Percentile Calculator

Find the percentile rank of a value in a dataset, or find the value at a given percentile — two modes, one tool.

Enter your dataset and a target value to find what percentile that value falls at.

Enter a dataset and target value to calculate percentile rank

Percentile Rank vs Value at Percentile — What is the difference?

Percentile Rank answers: "Where does this value stand compared to the rest of the dataset?" A percentile rank of 75 means the value is higher than 75% of all values in the set.

Value at a Percentile answers: "What is the cutoff score at the 90th percentile?" It finds the actual data value below which a given percentage of observations fall.

QuestionMode to UseInputOutput
My score is 82 — how does it compare?Percentile RankDataset + value 82e.g. 78th percentile
What score is needed to be in the top 10%?Value at PercentileDataset + percentile 90e.g. score 91.5

How the formulas work

Percentile Rank formula: PR = (B + 0.5 × E) / N × 100, where B = count of values strictly below the target, E = count of values equal to the target, N = total number of values. The 0.5 × E term accounts for ties fairly.

Value at Percentile (linear interpolation): Sort the dataset. Compute L = (P / 100) × N. If L is a whole number, average the Lth and (L+1)th values. Otherwise, round up to the next integer and use that position in the sorted list. This is the exclusive method used by most statistics textbooks.

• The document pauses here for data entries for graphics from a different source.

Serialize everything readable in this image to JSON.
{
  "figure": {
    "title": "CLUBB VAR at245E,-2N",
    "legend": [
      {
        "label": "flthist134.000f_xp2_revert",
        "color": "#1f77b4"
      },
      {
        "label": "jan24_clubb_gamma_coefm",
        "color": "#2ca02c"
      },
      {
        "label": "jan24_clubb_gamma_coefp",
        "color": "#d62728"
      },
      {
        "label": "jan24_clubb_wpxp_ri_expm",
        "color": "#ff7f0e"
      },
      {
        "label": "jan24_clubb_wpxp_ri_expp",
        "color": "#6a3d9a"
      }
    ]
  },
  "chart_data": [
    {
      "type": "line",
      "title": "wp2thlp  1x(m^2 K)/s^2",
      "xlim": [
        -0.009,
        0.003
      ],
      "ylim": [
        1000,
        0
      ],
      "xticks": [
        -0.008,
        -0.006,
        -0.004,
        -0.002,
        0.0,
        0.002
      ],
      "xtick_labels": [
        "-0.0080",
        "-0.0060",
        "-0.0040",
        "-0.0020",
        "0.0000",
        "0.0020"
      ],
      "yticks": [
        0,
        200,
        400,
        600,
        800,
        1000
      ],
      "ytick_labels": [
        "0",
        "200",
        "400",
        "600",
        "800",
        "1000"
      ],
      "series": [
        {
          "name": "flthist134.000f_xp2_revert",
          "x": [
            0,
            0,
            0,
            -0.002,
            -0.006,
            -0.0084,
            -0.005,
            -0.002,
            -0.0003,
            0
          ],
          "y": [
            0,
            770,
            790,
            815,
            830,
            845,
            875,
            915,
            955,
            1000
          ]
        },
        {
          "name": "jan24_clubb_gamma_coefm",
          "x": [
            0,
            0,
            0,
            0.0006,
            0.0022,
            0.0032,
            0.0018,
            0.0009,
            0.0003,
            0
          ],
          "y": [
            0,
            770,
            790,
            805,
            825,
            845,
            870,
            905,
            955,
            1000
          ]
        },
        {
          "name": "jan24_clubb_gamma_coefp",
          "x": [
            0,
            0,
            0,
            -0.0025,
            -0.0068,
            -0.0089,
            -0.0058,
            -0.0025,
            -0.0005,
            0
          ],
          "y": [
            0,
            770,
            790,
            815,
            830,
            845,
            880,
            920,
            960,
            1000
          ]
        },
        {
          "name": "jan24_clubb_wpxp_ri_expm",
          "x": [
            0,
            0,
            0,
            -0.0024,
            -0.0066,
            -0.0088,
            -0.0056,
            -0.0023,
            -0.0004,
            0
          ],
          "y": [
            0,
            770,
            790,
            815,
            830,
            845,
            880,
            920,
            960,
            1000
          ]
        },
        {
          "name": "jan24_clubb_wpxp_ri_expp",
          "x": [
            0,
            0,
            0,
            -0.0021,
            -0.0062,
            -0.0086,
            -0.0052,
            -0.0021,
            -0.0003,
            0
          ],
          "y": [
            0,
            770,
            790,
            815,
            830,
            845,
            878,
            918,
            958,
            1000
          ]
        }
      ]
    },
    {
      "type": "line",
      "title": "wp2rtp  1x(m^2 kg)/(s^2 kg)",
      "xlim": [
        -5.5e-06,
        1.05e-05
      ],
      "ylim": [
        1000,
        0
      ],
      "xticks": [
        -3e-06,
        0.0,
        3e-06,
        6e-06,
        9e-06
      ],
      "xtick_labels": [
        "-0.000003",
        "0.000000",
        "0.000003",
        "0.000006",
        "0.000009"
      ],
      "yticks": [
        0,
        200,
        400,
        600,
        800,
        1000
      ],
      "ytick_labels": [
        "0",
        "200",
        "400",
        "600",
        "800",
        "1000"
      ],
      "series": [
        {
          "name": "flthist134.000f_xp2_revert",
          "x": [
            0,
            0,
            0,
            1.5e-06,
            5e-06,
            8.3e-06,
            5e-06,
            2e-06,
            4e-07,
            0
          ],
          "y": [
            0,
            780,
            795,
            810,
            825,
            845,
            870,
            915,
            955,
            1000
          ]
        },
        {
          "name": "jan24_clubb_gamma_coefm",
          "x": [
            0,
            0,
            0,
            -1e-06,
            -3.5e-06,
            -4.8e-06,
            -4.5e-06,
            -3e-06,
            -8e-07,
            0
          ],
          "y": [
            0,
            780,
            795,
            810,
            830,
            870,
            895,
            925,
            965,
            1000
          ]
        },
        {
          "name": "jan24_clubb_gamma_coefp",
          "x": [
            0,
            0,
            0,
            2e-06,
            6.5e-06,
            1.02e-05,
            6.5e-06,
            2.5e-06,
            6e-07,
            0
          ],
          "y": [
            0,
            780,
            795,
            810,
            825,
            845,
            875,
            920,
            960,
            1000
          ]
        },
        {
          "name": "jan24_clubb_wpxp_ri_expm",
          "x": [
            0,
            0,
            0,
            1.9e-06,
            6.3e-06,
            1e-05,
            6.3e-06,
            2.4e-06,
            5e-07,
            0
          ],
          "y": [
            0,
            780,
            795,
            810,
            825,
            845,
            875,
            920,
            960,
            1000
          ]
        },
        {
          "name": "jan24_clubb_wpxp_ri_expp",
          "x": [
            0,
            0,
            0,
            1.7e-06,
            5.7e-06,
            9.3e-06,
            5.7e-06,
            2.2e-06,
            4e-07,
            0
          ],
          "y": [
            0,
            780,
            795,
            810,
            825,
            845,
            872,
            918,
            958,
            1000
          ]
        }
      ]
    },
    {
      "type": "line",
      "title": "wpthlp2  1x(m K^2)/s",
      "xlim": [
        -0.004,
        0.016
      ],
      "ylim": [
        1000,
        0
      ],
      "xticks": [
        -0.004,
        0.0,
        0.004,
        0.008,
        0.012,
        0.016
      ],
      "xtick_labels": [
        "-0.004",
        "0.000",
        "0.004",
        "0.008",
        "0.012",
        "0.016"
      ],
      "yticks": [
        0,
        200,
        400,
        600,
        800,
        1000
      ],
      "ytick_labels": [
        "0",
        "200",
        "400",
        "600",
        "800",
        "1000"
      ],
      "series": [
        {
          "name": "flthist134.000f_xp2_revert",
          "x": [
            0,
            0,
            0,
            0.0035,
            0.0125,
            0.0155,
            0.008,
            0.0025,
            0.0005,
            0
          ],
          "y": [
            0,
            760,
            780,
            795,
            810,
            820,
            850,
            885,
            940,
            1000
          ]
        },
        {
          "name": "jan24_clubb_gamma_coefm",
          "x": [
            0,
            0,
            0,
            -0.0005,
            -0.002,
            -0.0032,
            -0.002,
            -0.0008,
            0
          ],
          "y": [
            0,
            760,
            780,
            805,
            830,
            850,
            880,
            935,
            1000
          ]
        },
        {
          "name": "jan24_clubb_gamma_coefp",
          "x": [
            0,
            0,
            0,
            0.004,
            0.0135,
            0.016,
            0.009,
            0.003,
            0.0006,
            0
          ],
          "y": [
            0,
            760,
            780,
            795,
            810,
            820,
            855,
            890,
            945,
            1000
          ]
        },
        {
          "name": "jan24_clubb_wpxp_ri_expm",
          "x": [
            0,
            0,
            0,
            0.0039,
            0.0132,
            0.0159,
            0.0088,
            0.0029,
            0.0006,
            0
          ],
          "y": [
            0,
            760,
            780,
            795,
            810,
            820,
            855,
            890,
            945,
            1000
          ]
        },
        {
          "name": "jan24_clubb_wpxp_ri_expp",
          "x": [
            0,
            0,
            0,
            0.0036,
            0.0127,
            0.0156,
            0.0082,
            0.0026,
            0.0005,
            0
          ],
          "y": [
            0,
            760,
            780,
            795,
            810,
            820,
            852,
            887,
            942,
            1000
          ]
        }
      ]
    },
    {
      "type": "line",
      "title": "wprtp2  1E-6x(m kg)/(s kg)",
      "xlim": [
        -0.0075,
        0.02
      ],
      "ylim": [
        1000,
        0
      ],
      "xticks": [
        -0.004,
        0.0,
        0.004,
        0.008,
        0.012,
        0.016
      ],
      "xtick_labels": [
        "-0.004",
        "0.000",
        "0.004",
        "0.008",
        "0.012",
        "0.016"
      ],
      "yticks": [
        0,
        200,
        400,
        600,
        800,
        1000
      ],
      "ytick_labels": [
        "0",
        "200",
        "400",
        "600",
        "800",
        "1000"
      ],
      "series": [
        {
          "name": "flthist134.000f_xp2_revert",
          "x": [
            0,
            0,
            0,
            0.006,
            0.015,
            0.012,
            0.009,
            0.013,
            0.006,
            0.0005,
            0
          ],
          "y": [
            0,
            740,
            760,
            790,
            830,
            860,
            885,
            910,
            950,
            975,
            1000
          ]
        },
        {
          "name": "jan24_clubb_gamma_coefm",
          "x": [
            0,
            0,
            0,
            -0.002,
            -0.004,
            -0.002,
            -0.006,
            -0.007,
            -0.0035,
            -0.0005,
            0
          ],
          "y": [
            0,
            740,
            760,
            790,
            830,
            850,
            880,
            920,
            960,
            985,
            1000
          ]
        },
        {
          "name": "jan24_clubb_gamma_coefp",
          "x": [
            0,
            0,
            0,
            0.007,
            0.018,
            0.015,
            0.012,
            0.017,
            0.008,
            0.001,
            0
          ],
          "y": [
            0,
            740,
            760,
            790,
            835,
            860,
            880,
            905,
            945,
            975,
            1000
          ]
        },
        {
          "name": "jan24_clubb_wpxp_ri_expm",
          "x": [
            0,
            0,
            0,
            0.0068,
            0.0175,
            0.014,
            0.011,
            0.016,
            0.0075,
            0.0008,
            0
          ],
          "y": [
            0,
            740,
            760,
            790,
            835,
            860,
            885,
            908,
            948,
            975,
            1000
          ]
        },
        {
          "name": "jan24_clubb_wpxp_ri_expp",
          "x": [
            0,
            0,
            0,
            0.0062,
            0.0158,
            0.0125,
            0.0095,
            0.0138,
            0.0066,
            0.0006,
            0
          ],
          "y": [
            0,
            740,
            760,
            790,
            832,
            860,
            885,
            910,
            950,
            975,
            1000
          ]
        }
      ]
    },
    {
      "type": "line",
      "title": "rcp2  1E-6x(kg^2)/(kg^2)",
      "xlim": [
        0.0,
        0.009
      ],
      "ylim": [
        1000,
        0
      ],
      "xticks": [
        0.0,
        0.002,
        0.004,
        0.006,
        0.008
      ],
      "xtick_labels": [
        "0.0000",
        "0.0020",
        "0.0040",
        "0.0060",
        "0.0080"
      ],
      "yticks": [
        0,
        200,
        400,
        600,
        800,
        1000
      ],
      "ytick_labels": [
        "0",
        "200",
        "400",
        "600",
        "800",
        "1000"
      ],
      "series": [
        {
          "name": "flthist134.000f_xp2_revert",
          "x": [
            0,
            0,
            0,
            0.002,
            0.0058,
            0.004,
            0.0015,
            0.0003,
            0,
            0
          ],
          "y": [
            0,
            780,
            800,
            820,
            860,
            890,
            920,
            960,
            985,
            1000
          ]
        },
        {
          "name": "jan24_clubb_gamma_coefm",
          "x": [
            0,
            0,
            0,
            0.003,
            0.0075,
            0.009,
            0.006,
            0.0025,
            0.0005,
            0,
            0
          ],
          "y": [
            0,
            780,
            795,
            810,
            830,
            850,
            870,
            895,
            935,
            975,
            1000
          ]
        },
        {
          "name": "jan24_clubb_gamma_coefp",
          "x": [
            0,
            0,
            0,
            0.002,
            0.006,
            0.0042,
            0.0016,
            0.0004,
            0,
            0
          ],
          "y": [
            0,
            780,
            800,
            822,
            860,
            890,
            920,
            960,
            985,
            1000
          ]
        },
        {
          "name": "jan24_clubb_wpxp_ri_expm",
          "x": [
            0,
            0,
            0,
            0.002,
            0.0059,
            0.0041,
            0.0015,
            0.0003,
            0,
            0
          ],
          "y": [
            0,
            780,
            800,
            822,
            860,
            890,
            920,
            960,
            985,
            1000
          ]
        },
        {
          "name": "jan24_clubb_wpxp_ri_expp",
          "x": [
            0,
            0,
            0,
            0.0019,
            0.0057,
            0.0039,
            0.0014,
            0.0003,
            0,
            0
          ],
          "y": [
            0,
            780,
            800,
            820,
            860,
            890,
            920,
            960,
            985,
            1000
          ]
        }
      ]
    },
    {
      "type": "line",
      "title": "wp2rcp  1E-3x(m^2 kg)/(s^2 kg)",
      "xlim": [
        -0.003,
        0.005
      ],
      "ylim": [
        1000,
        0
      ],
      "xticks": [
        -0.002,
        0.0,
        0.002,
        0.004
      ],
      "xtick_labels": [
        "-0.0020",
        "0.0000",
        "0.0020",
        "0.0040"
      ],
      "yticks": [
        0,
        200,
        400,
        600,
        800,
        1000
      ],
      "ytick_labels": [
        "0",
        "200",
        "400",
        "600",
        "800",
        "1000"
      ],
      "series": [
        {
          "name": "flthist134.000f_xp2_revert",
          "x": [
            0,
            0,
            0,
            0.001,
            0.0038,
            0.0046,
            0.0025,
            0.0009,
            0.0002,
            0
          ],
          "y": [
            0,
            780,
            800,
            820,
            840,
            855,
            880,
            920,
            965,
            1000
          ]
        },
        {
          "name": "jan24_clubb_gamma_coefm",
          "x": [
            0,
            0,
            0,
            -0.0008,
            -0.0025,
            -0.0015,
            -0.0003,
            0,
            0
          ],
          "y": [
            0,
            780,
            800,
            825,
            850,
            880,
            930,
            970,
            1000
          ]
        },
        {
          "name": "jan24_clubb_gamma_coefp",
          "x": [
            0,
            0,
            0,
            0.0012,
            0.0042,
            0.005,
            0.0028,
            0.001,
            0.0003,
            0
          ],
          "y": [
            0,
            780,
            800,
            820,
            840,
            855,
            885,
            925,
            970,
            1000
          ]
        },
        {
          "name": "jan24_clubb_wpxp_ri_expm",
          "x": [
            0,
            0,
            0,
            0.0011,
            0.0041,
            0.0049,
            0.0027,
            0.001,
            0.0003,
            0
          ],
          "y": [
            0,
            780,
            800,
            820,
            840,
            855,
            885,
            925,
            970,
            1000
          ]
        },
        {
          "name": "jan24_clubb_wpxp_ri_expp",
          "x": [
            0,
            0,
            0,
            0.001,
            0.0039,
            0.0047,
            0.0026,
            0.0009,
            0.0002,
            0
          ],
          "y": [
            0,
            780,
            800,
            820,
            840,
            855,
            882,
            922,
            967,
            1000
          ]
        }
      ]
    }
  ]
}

Frequently asked questions

What is a percentile?

A percentile is a value below which a given percentage of data points fall. For example, the 90th percentile is the value below which 90% of the observations in the dataset lie. Percentiles are widely used in test scores, growth charts, and salary benchmarking.

What is the difference between percentile and percentage?

Percentage is a ratio out of 100, describing how much of something you have (e.g. you scored 85% on a test). Percentile is a relative rank that describes where your score stands compared to a group (e.g. your score is at the 92nd percentile, meaning you scored higher than 92% of test-takers). You can score 85% but be at the 50th percentile if most others also scored around 85%.

How is percentile calculated in competitive exams like JEE or NEET?

In JEE Main, percentile = (100 × number of candidates with raw score equal to or less than yours) / total candidates in the session. This is slightly different from the standard formula used here because JEE uses session-normalised scores. The concept is the same: it tells you what fraction of candidates you scored above or equal to.

What does 99th percentile mean?

Being at the 99th percentile means you scored higher than 99% of the people in the dataset. Only 1% scored the same or higher. It is a very high rank — for example, in CAT exam results, a 99+ percentile typically means you are among the top 1% of all test-takers nationwide.

Can two different scores give the same percentile?

Yes, if multiple people have the same score, they all share the same percentile range. The formula handles this by counting ties as half-below using the 0.5 × equal term, so everyone with the same score gets the same fair percentile rank rather than arbitrarily splitting them.